« Les Justes » à La Colline

Emmanuelle Béart est convaincante dans le rôle de Dora, jeune femme dont la soif de justice n'entrave pas les sentiments. Photo : Élisabeth Carecchio
« La justice sans la force est impuissante, la force sans la justice est tyrannique. » Ces mots de Pascal résume la question centrale de la pièce d’Albert Camus. Avec Les Justes - que le théâtre de La Colline accueille jusqu’au 23 avril -, l’auteur met en scène cette interrogation : la lutte en faveur d’un monde meilleur donne-t-elle tous les droits ? Autrement dit, la fin justifie-t-elle les moyens ?

Publié en 1949, "Les Justes" se rapproche de l'œuvre de Jean-Paul Sartre "Les Mains sales", parue un an avant. Photo : Élisabeth Carecchio
Emmanuelle Béart éprise de justice
Pour l’illustrer, Camus s’inspire d’événements réels remontant à 1905. Un groupe de révolutionnaires socialistes avaient alors préparé un attentat pour éliminer le grand-duc Serge et mettre fin à son règne despotique.

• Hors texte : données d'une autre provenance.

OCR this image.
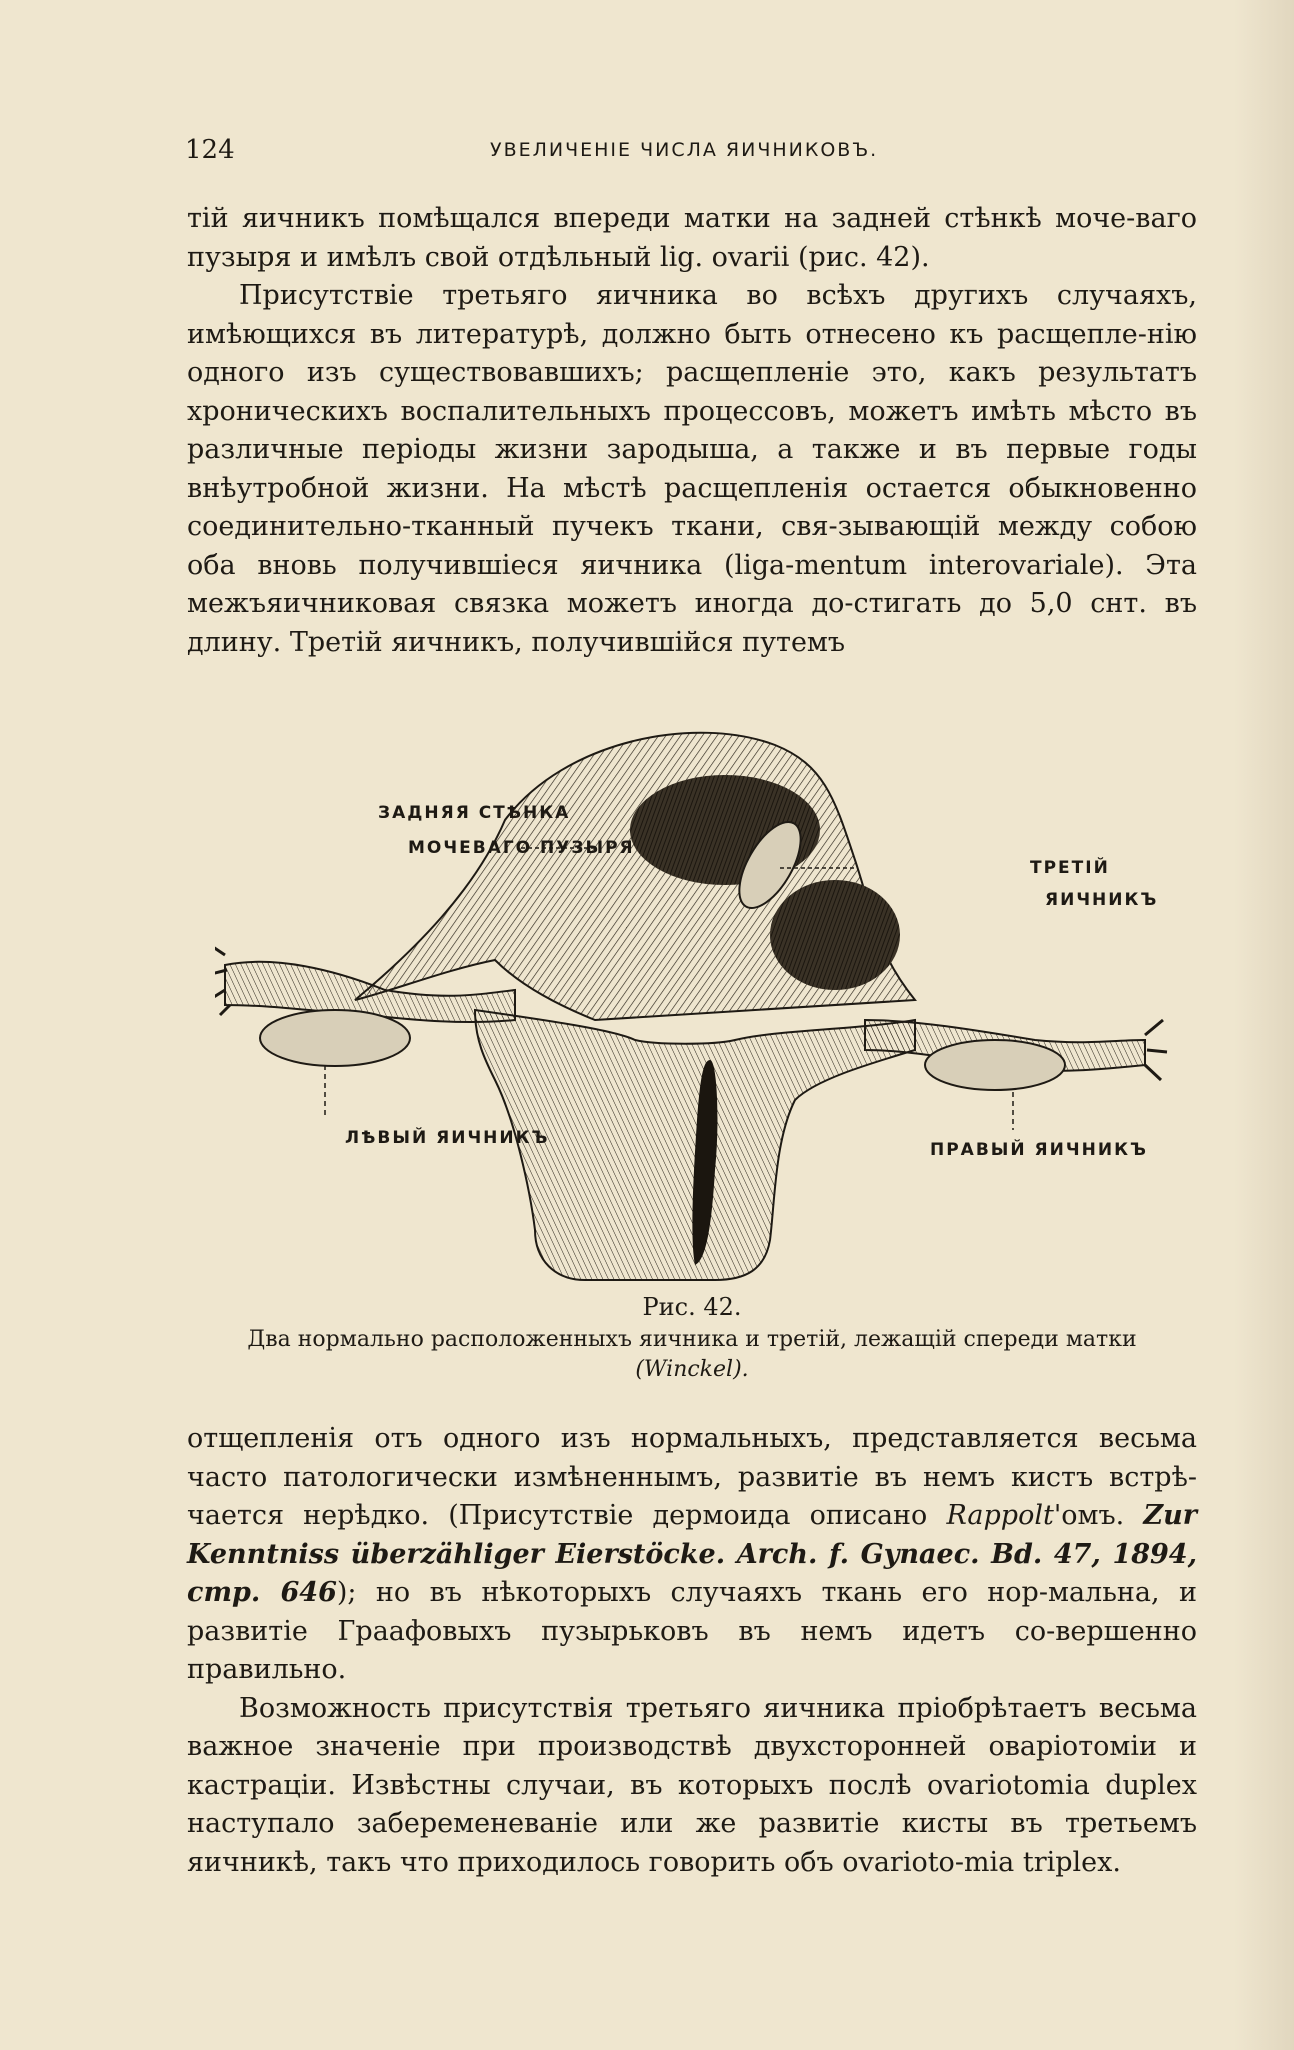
124	УВЕЛИЧЕНІЕ ЧИСЛА ЯИЧНИКОВЪ.

тій яичникъ помѣщался впереди матки на задней стѣнкѣ моче-вагo пузыря и имѣлъ свой отдѣльный lig. ovarii (рис. 42).

Присутствіе третьяго яичника во всѣхъ другихъ случаяхъ, имѣющихся въ литературѣ, должно быть отнесено къ расщепле-нію одного изъ существовавшихъ; расщепленіе это, какъ результатъ хроническихъ воспалительныхъ процессовъ, можетъ имѣть мѣсто въ различные періоды жизни зародыша, а также и въ первые годы внѣутробной жизни. На мѣстѣ расщепленія остается обыкновенно соединительно-тканный пучекъ ткани, свя-зывающій между собою оба вновь получившіеся яичника (liga-mentum interovariale). Эта межъяичниковая связка можетъ иногда до-стигать до 5,0 снт. въ длину. Третій яичникъ, получившійся путемъ

ЗАДНЯЯ СТѢНКА
МОЧЕВАГО ПУЗЫРЯ
ТРЕТІЙ
ЯИЧНИКЪ
ЛѢВЫЙ ЯИЧНИКЪ
ПРАВЫЙ ЯИЧНИКЪ
Рис. 42.
Два нормально расположенныхъ яичника и третій, лежащій спереди матки
(Winckel).

отщепленія отъ одного изъ нормальныхъ, представляется весьма часто патологически измѣненнымъ, развитіе въ немъ кистъ встрѣ-чается нерѣдко. (Присутствіе дермоида описано Rappolt'омъ. Zur Kenntniss überzähliger Eierstöcke. Arch. f. Gynaec. Bd. 47, 1894, стр. 646); но въ нѣкоторыхъ случаяхъ ткань его нор-мальна, и развитіе Граафовыхъ пузырьковъ въ немъ идетъ со-вершенно правильно.

Возможность присутствія третьяго яичника пріобрѣтаетъ весьма важное значеніе при производствѣ двухсторонней оваріотоміи и кастраціи. Извѣстны случаи, въ которыхъ послѣ ovariotomia duplex наступало забеременеваніе или же развитіе кисты въ третьемъ яичникѣ, такъ что приходилось говорить объ ovarioto-mia triplex.
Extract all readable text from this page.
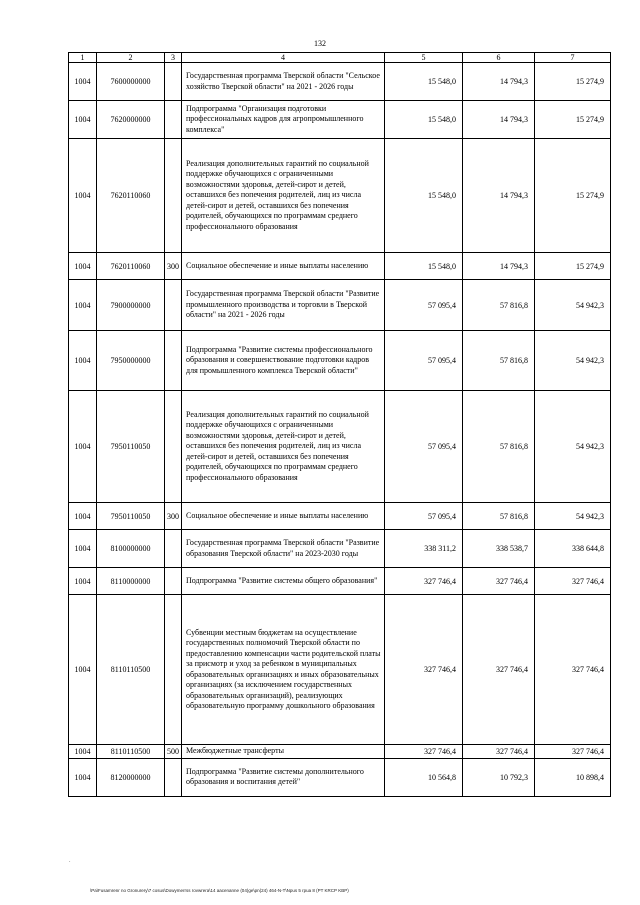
132
1	2	3	4	5	6	7
1004	7600000000		Государственная программа Тверской области "Сельское хозяйство Тверской области" на 2021 - 2026 годы	15 548,0	14 794,3	15 274,9
1004	7620000000		Подпрограмма "Организация подготовки профессиональных кадров для агропромышленного комплекса"	15 548,0	14 794,3	15 274,9
1004	7620110060		Реализация дополнительных гарантий по социальной поддержке обучающихся с ограниченными возможностями здоровья, детей-сирот и детей, оставшихся без попечения родителей, лиц из числа детей-сирот и детей, оставшихся без попечения родителей, обучающихся по программам среднего профессионального образования	15 548,0	14 794,3	15 274,9
1004	7620110060	300	Социальное обеспечение и иные выплаты населению	15 548,0	14 794,3	15 274,9
1004	7900000000		Государственная программа Тверской области "Развитие промышленного производства и торговли в Тверской области" на 2021 - 2026 годы	57 095,4	57 816,8	54 942,3
1004	7950000000		Подпрограмма "Развитие системы профессионального образования и совершенствование подготовки кадров для промышленного комплекса Тверской области"	57 095,4	57 816,8	54 942,3
1004	7950110050		Реализация дополнительных гарантий по социальной поддержке обучающихся с ограниченными возможностями здоровья, детей-сирот и детей, оставшихся без попечения родителей, лиц из числа детей-сирот и детей, оставшихся без попечения родителей, обучающихся по программам среднего профессионального образования	57 095,4	57 816,8	54 942,3
1004	7950110050	300	Социальное обеспечение и иные выплаты населению	57 095,4	57 816,8	54 942,3
1004	8100000000		Государственная программа Тверской области "Развитие образования Тверской области" на 2023-2030 годы	338 311,2	338 538,7	338 644,8
1004	8110000000		Подпрограмма "Развитие системы общего образования"	327 746,4	327 746,4	327 746,4
1004	8110110500		Субвенции местным бюджетам на осуществление государственных полномочий Тверской области по предоставлению компенсации части родительской платы за присмотр и уход за ребенком в муниципальных образовательных организациях и иных образовательных организациях (за исключением государственных образовательных организаций), реализующих образовательную программу дошкольного образования	327 746,4	327 746,4	327 746,4
1004	8110110500	500	Межбюджетные трансферты	327 746,4	327 746,4	327 746,4
1004	8120000000		Подпрограмма "Развитие системы дополнительного образования и воспитания детей"	10 564,8	10 792,3	10 898,4
.
\Pa\Fusamrenr no Gronurery\7 cosus\Dowymerrss rovwrera\14 aacenanne (04)ge\pn(24) 464-N-T\Npus 5 rpua 8 (PT KRCP KBP)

Parmi eux : Ivan Kaliayev (Vincent Dissez), héros en quête d’idéal farouchement attaché à ses principes, Stepan Fedorov (Wajdi Mouawad), qui trouve dans la révolution un exutoire pour sa haine, et Dora Doulebov (Emmanuelle Béart), éprise d’une justice qui n’aveugle pas son amour pour la vie.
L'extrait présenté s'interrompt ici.